Earlier this week, Nvidia released a new artificial intelligence model, Nemotron, with benchmark tests showing the model outperforming offerings from industry heavyweights, OpenAI and Anthropic.
The product’s full name is Llama-3.1-Nemotron-70B-Instruct and it has similarities to Meta’s Llama 3.1 70B offering. It debuted on the wide-ranging AI hosting platform HuggingFace – which recently surpassed one million models – without much fuss but its performance has ensured word is spreading fast.
The open-source reward model has its training dataset available on HuggingFace, with a test preview on the company website.
Nvidia has reported its new release has achieved top scores across various markers, including 85.0 on the Arena Hard benchmark, 57.6 on AlpacaEval 2 LC, and an 8.98 score on the GPT-4-Turbo MT-Bench.
Those results compare very favorably to established models such as OpenAI’s ChatGPT-4o as well as Anthropic’s Claude 3.5 Sonnet offering, even though Nemotron is considerably smaller at 70B parameters.
Our Llama-3.1-Nemotron-70B-Instruct model is a leading model on the 🏆 Arena Hard benchmark (85) from @lmarena_ai.

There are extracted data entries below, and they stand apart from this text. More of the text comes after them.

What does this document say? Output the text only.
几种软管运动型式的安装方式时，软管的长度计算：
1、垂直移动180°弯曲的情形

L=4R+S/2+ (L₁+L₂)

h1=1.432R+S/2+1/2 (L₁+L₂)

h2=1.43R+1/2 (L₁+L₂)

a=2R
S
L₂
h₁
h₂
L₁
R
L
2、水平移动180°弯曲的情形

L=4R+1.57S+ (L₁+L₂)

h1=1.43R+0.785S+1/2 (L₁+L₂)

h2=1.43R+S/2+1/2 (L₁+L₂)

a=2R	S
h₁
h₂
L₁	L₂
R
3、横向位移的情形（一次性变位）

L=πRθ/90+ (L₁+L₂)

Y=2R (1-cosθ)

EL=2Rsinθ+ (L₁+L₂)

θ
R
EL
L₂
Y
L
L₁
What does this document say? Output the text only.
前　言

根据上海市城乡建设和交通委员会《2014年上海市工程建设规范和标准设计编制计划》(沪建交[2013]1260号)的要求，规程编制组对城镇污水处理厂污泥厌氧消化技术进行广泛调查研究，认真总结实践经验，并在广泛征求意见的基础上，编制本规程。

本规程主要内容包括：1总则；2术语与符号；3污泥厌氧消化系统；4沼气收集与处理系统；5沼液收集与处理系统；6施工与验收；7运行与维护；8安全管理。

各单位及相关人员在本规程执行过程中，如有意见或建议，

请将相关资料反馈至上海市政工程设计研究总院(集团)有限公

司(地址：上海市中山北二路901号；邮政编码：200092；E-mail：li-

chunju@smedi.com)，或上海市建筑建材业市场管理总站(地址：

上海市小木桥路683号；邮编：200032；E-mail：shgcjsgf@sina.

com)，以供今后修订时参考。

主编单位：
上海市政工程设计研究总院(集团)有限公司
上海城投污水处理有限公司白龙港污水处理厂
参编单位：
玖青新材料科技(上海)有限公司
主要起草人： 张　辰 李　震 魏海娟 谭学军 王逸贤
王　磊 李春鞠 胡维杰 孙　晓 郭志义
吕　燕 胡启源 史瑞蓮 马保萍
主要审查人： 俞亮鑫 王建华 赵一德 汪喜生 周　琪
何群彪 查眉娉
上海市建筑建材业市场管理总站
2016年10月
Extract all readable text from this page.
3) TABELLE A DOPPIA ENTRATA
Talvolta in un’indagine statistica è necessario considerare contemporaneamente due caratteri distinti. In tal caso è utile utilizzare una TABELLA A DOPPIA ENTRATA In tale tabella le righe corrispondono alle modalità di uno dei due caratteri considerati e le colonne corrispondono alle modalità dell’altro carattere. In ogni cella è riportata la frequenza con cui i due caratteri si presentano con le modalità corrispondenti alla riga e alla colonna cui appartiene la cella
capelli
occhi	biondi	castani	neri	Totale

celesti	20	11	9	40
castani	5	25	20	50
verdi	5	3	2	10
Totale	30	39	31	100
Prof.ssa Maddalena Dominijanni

Arena Hard uses a data pipeline to build high-quality benchmarks from live data in Chatbot Arena, and is known for its predictive ability of Chatbot Arena Elo… pic.twitter.com/HczLQQ6EOp
— NVIDIA AI Developer (@NVIDIAAIDev) October 15, 2024
Diversifying beyond its core GPU market
Not only do the performance markers indicate high scores, they also catapult Nvidia’s reputation and growing influence in AI development, beyond its core focus on GPUs.
The American multinational, headquartered in Santa Clara, California, is showing that it can diversify beyond its dominant market to make a significant impact in AI software. It has also struck a blow for the fledgling AI developers against the big boys in the sector.
Nvidia has also recently agreed terms with Taiwan’s Foxconn to build the world’s largest superchip production facility in Mexico.
As stated above, Meta’s Llama 3.1 was a key influence on Nvidia’s project with the company refining the existing product. Using advanced techniques including Reinforcement Learning from Human Feedback (RLHF), Nvidia sought to train its AI model to provide a greater level of performance, offering a cost-effective resource with stronger capabilities than some of the main models available on the market.